Ultraproducts and Łoś’s Theorem (Ultra Series 4)

Previous: Hypernaturals in all their glory

First things first, you’re probably asking yourself… how is Łoś pronounced?? I’m not the most knowledgeable when it comes to Polish pronunciation, but from what I’ve seen the Ł is like a “w”, the o is like the vowel in “thought”, and the ś is like “sh”. So it’s something like “wash”. (I think.)

Ok, on to the math! This is probably going to be the hardest post in this series, so I encourage you to read through it slowly and not give up if you start getting lost. Try to work out some examples for yourself; that’s often the best way to get a grasp on an abstract concept. (In general, my biggest tip for somebody starting to dive into serious mathematical content is to not read it like fiction! In fiction, short sentences can safely be read quickly. But math is a language in which complex ideas can be expressed very compactly. So fight your natural urge to rush through short technical sentences, and don’t feel bad about taking your time in parsing them!)

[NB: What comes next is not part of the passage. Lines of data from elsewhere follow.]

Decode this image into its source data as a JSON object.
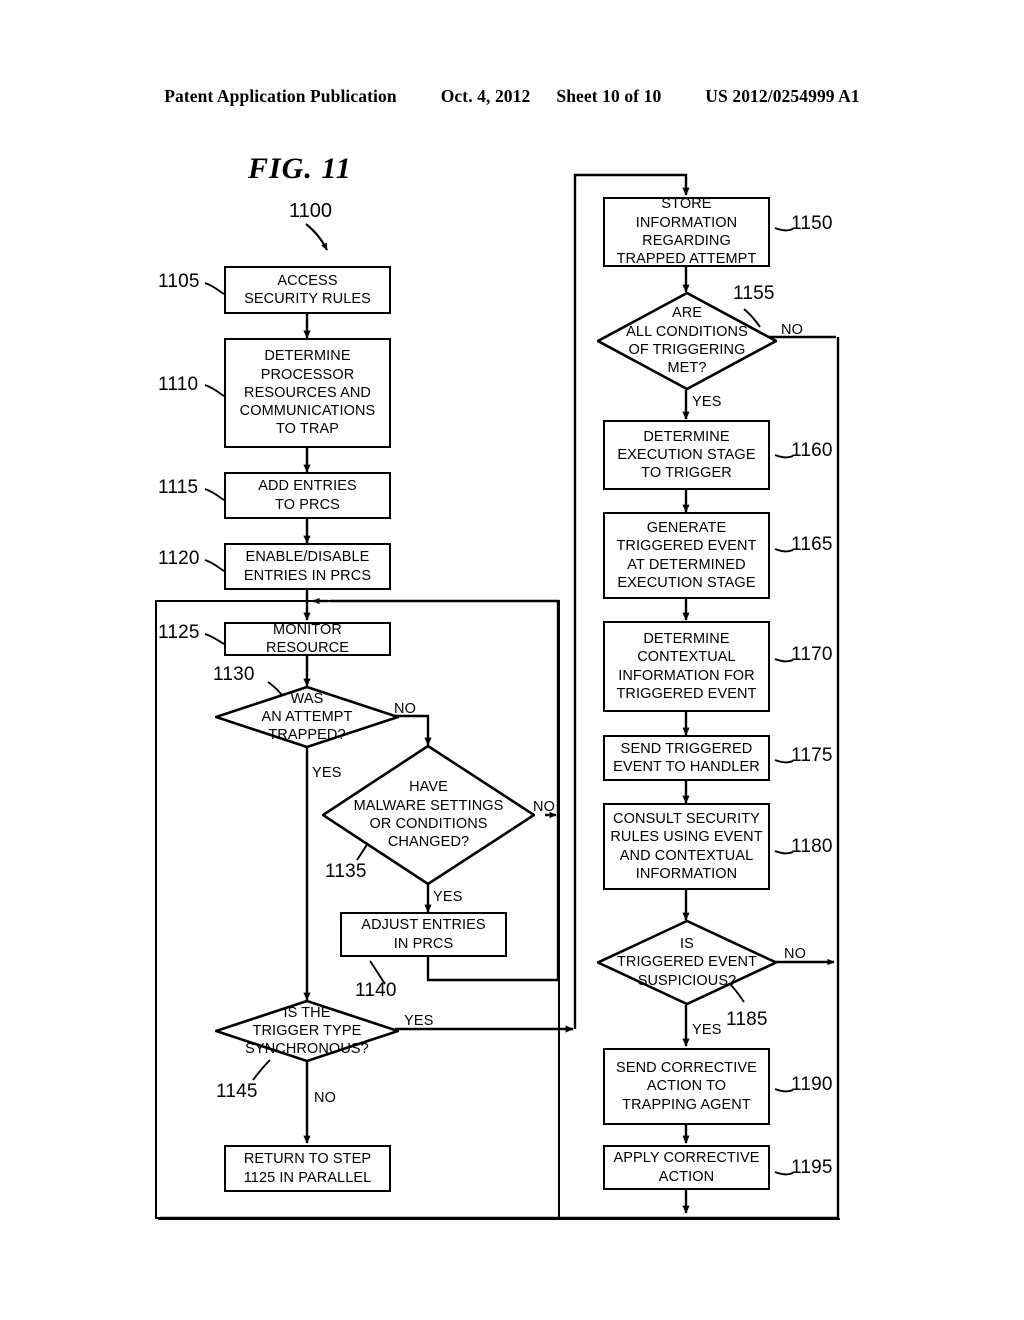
{
  "header": {
    "publication": "Patent Application Publication",
    "date": "Oct. 4, 2012",
    "sheet": "Sheet 10 of 10",
    "docnum": "US 2012/0254999 A1"
  },
  "figure": {
    "label": "FIG. 11",
    "top_ref": "1100"
  },
  "nodes": {
    "n1105": {
      "ref": "1105",
      "text": "ACCESS\nSECURITY RULES",
      "type": "process"
    },
    "n1110": {
      "ref": "1110",
      "text": "DETERMINE\nPROCESSOR\nRESOURCES AND\nCOMMUNICATIONS\nTO TRAP",
      "type": "process"
    },
    "n1115": {
      "ref": "1115",
      "text": "ADD ENTRIES\nTO PRCS",
      "type": "process"
    },
    "n1120": {
      "ref": "1120",
      "text": "ENABLE/DISABLE\nENTRIES IN PRCS",
      "type": "process"
    },
    "n1125": {
      "ref": "1125",
      "text": "MONITOR RESOURCE",
      "type": "process"
    },
    "n1130": {
      "ref": "1130",
      "text": "WAS\nAN ATTEMPT\nTRAPPED?",
      "type": "decision"
    },
    "n1135": {
      "ref": "1135",
      "text": "HAVE\nMALWARE SETTINGS\nOR CONDITIONS\nCHANGED?",
      "type": "decision"
    },
    "n1140": {
      "ref": "1140",
      "text": "ADJUST ENTRIES\nIN PRCS",
      "type": "process"
    },
    "n1145": {
      "ref": "1145",
      "text": "IS THE\nTRIGGER TYPE\nSYNCHRONOUS?",
      "type": "decision"
    },
    "n_return": {
      "ref": "",
      "text": "RETURN TO STEP\n1125 IN PARALLEL",
      "type": "process"
    },
    "n1150": {
      "ref": "1150",
      "text": "STORE INFORMATION\nREGARDING\nTRAPPED ATTEMPT",
      "type": "process"
    },
    "n1155": {
      "ref": "1155",
      "text": "ARE\nALL CONDITIONS\nOF TRIGGERING\nMET?",
      "type": "decision"
    },
    "n1160": {
      "ref": "1160",
      "text": "DETERMINE\nEXECUTION STAGE\nTO TRIGGER",
      "type": "process"
    },
    "n1165": {
      "ref": "1165",
      "text": "GENERATE\nTRIGGERED EVENT\nAT DETERMINED\nEXECUTION STAGE",
      "type": "process"
    },
    "n1170": {
      "ref": "1170",
      "text": "DETERMINE\nCONTEXTUAL\nINFORMATION FOR\nTRIGGERED EVENT",
      "type": "process"
    },
    "n1175": {
      "ref": "1175",
      "text": "SEND TRIGGERED\nEVENT TO HANDLER",
      "type": "process"
    },
    "n1180": {
      "ref": "1180",
      "text": "CONSULT SECURITY\nRULES USING EVENT\nAND CONTEXTUAL\nINFORMATION",
      "type": "process"
    },
    "n1185": {
      "ref": "1185",
      "text": "IS\nTRIGGERED EVENT\nSUSPICIOUS?",
      "type": "decision"
    },
    "n1190": {
      "ref": "1190",
      "text": "SEND CORRECTIVE\nACTION TO\nTRAPPING AGENT",
      "type": "process"
    },
    "n1195": {
      "ref": "1195",
      "text": "APPLY CORRECTIVE\nACTION",
      "type": "process"
    }
  },
  "branch_labels": {
    "b1130_no": "NO",
    "b1130_yes": "YES",
    "b1135_no": "NO",
    "b1135_yes": "YES",
    "b1145_yes": "YES",
    "b1145_no": "NO",
    "b1155_no": "NO",
    "b1155_yes": "YES",
    "b1185_no": "NO",
    "b1185_yes": "YES"
  },
  "colors": {
    "ink": "#000000",
    "paper": "#ffffff"
  }
}
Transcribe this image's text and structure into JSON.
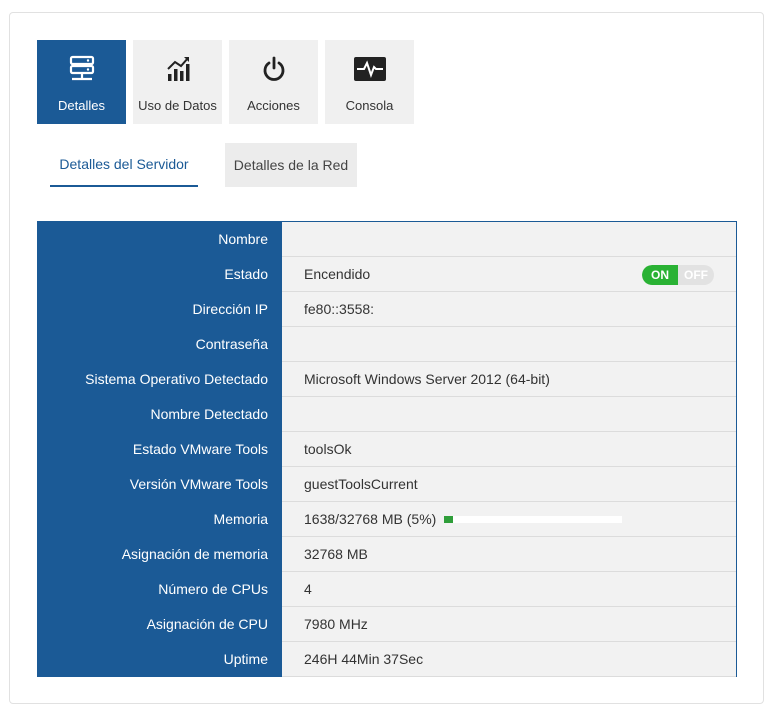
{
  "tiles": [
    {
      "label": "Detalles",
      "icon": "server-icon",
      "active": true
    },
    {
      "label": "Uso de Datos",
      "icon": "bar-chart-icon",
      "active": false
    },
    {
      "label": "Acciones",
      "icon": "power-icon",
      "active": false
    },
    {
      "label": "Consola",
      "icon": "pulse-monitor-icon",
      "active": false
    }
  ],
  "subtabs": {
    "server": "Detalles del Servidor",
    "network": "Detalles de la Red"
  },
  "details": {
    "rows": [
      {
        "key": "Nombre",
        "value": ""
      },
      {
        "key": "Estado",
        "value": "Encendido"
      },
      {
        "key": "Dirección IP",
        "value": "fe80::3558:"
      },
      {
        "key": "Contraseña",
        "value": ""
      },
      {
        "key": "Sistema Operativo Detectado",
        "value": "Microsoft Windows Server 2012 (64-bit)"
      },
      {
        "key": "Nombre Detectado",
        "value": ""
      },
      {
        "key": "Estado VMware Tools",
        "value": "toolsOk"
      },
      {
        "key": "Versión VMware Tools",
        "value": "guestToolsCurrent"
      },
      {
        "key": "Memoria",
        "value": "1638/32768 MB (5%)"
      },
      {
        "key": "Asignación de memoria",
        "value": "32768 MB"
      },
      {
        "key": "Número de CPUs",
        "value": "4"
      },
      {
        "key": "Asignación de CPU",
        "value": "7980 MHz"
      },
      {
        "key": "Uptime",
        "value": "246H 44Min 37Sec"
      }
    ],
    "toggle": {
      "on_label": "ON",
      "off_label": "OFF",
      "state": "on"
    },
    "memory_fraction": 0.05
  },
  "colors": {
    "primary": "#1b5a96",
    "toggle_on": "#2ab234",
    "memory_bar": "#2f9e3a"
  }
}
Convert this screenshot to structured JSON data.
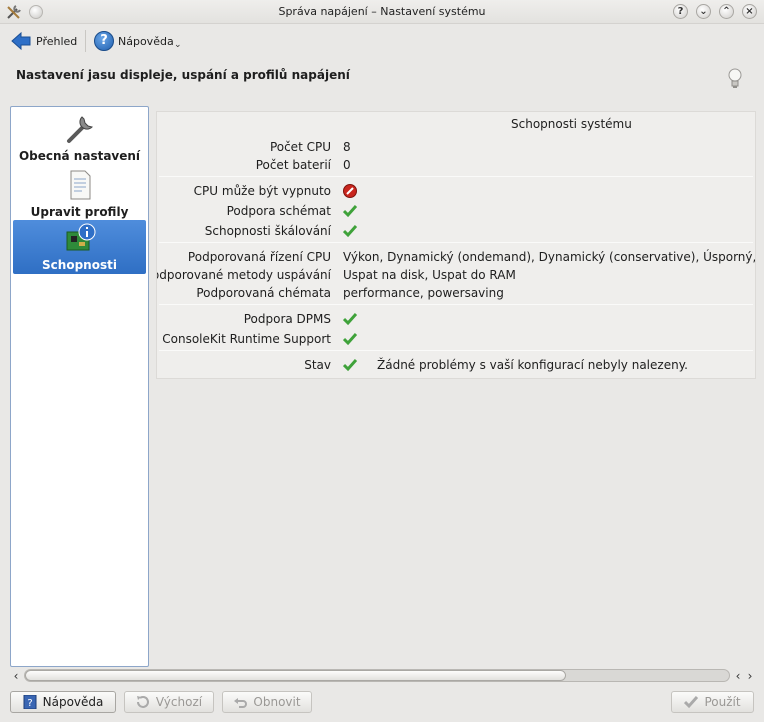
{
  "window": {
    "title": "Správa napájení – Nastavení systému"
  },
  "toolbar": {
    "back_label": "Přehled",
    "help_label": "Nápověda"
  },
  "header": {
    "title": "Nastavení jasu displeje, uspání a profilů napájení"
  },
  "sidebar": {
    "items": [
      {
        "label": "Obecná nastavení",
        "icon": "wrench-icon",
        "active": false
      },
      {
        "label": "Upravit profily",
        "icon": "document-icon",
        "active": false
      },
      {
        "label": "Schopnosti",
        "icon": "hardware-info-icon",
        "active": true
      }
    ]
  },
  "capabilities": {
    "section_title": "Schopnosti systému",
    "cpu_count_label": "Počet CPU",
    "cpu_count_value": "8",
    "battery_count_label": "Počet baterií",
    "battery_count_value": "0",
    "cpu_offline_label": "CPU může být vypnuto",
    "scheme_support_label": "Podpora schémat",
    "scaling_label": "Schopnosti škálování",
    "cpu_governors_label": "Podporovaná řízení CPU",
    "cpu_governors_value": "Výkon, Dynamický (ondemand), Dynamický (conservative), Úsporný, Userspa",
    "sleep_methods_label": "Podporované metody uspávání",
    "sleep_methods_value": "Uspat na disk, Uspat do RAM",
    "schemes_label": "Podporovaná chémata",
    "schemes_value": "performance, powersaving",
    "dpms_label": "Podpora DPMS",
    "consolekit_label": "ConsoleKit Runtime Support",
    "status_label": "Stav",
    "status_value": "Žádné problémy s vaší konfigurací nebyly nalezeny."
  },
  "scrollbar": {
    "thumb_fraction": 0.77
  },
  "buttons": {
    "help": "Nápověda",
    "defaults": "Výchozí",
    "reset": "Obnovit",
    "apply": "Použít"
  },
  "colors": {
    "accent": "#2f6fc4",
    "check": "#3fa23a",
    "stop": "#c9261e"
  }
}
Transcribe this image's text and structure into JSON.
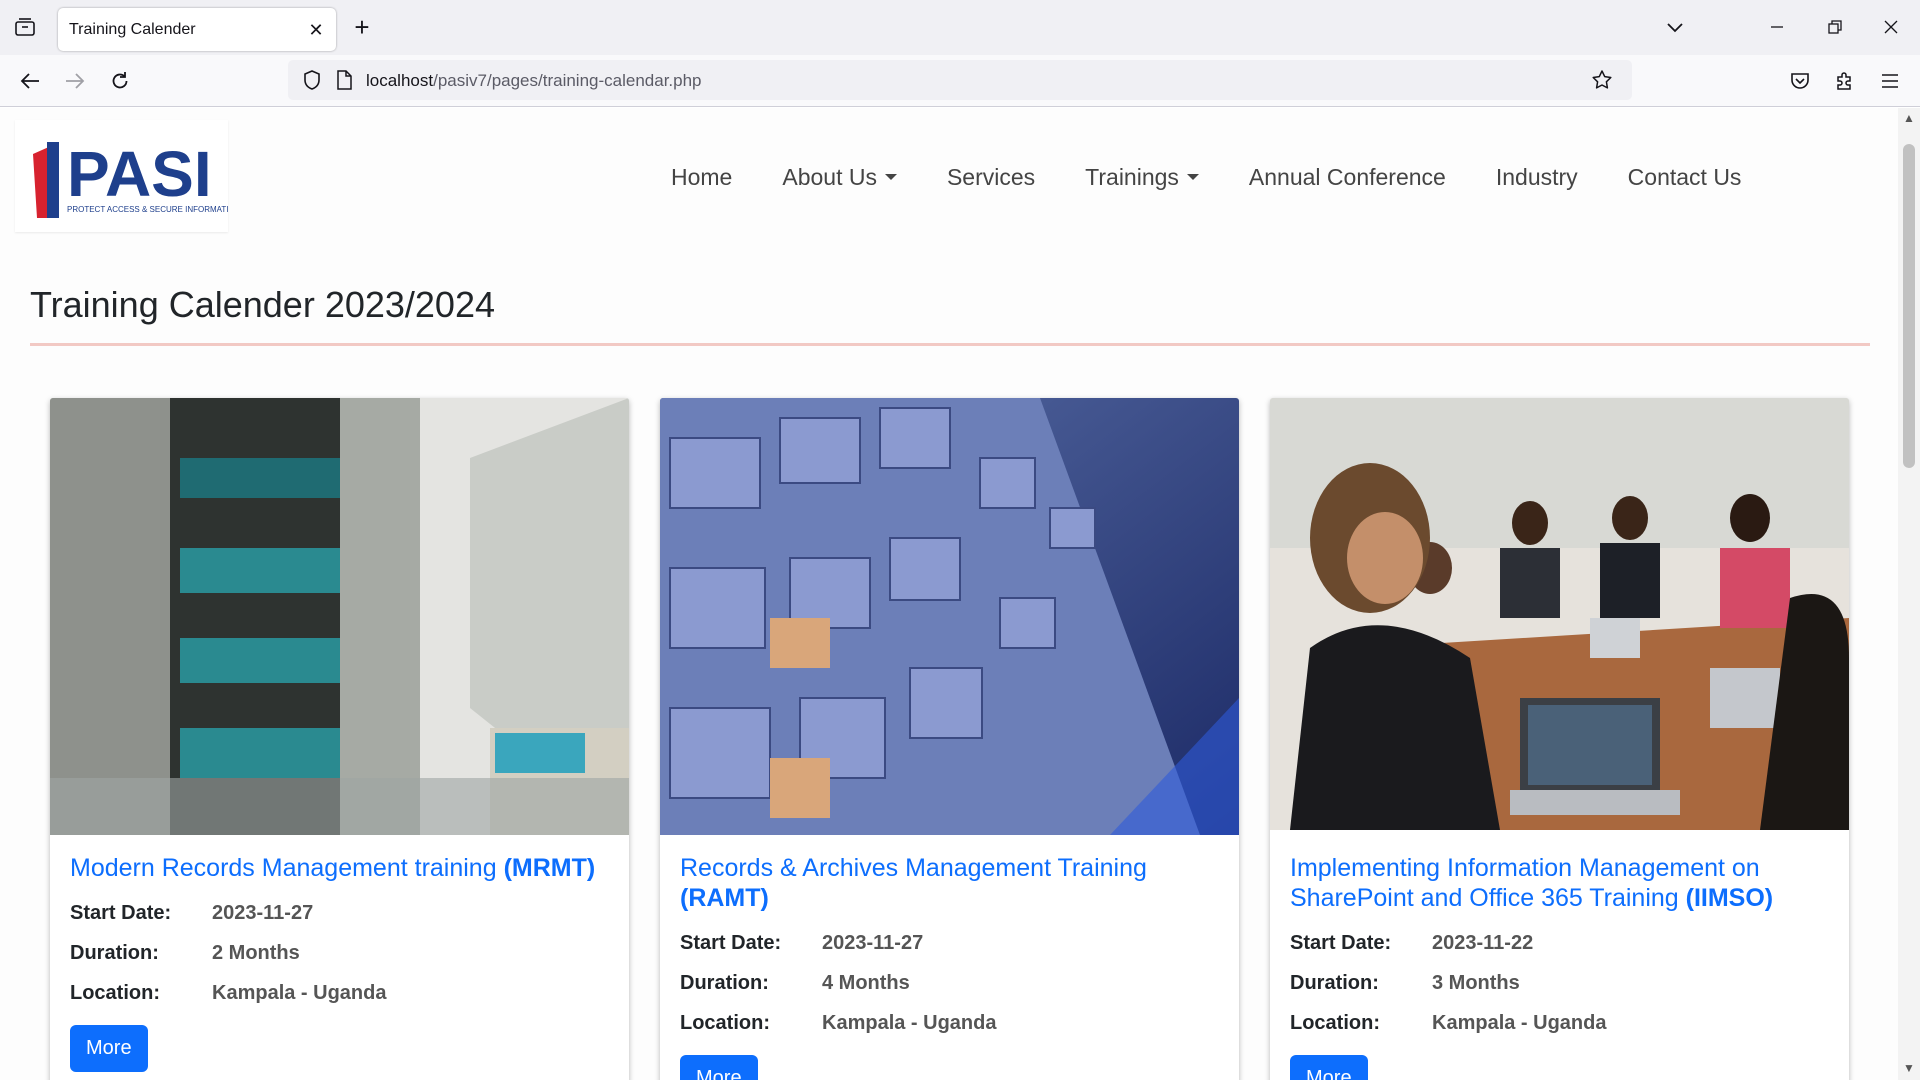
{
  "browser": {
    "tab_title": "Training Calender",
    "url_host": "localhost",
    "url_path": "/pasiv7/pages/training-calendar.php"
  },
  "site": {
    "logo_text": "PASI",
    "logo_tagline": "PROTECT ACCESS & SECURE INFORMATION",
    "nav": [
      {
        "label": "Home"
      },
      {
        "label": "About Us"
      },
      {
        "label": "Services"
      },
      {
        "label": "Trainings"
      },
      {
        "label": "Annual Conference"
      },
      {
        "label": "Industry"
      },
      {
        "label": "Contact Us"
      }
    ]
  },
  "page": {
    "title": "Training Calender 2023/2024"
  },
  "labels": {
    "start_date": "Start Date:",
    "duration": "Duration:",
    "location": "Location:",
    "more": "More"
  },
  "trainings": [
    {
      "title": "Modern Records Management training ",
      "code": "(MRMT)",
      "start_date": "2023-11-27",
      "duration": "2 Months",
      "location": "Kampala - Uganda"
    },
    {
      "title": "Records & Archives Management Training ",
      "code": "(RAMT)",
      "start_date": "2023-11-27",
      "duration": "4 Months",
      "location": "Kampala - Uganda"
    },
    {
      "title": "Implementing Information Management on SharePoint and Office 365 Training ",
      "code": "(IIMSO)",
      "start_date": "2023-11-22",
      "duration": "3 Months",
      "location": "Kampala - Uganda"
    }
  ],
  "colors": {
    "link_blue": "#0d6efd",
    "logo_blue": "#1e3f8c",
    "logo_red": "#d7222f",
    "rule_pink": "#f2c9c4"
  }
}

What the heck is an ultraproduct

Last post we defined an ultrafilter. Now let’s define an ultraproduct.

It turns out we’ve already seen an example of an ultraproduct: the hypernaturals. The hyperreals (denoted *ℝ) are another famous example of an ultraproduct, constructed from ℝ in exactly the same way as we obtained the hypernaturals *ℕ from ℕ. For any structure M whatsoever, there exists a “hyperstructure” *M obtained from M via an ultraproduct. So what exactly is an ultraproduct?

We’ll build up to it in a series of six steps.

(1) Choose an index set I.
(2) Choose a first-order language L and a family of L-structures indexed by I (Mi)i∈I.
(3) Define sequences of elements of these structures.
(4) Define an equivalence relation between these sequences.
(5) Construct the set of equivalence classes under this equivalence relation.
(6) Define the interpretations of the symbols of L in this set.

Let’s get started!

(1) First we select an index set I. This will be the set of indices we use when constructing our sequences of elements. If we want our sequences to be countably infinite, then we choose I = ℕ.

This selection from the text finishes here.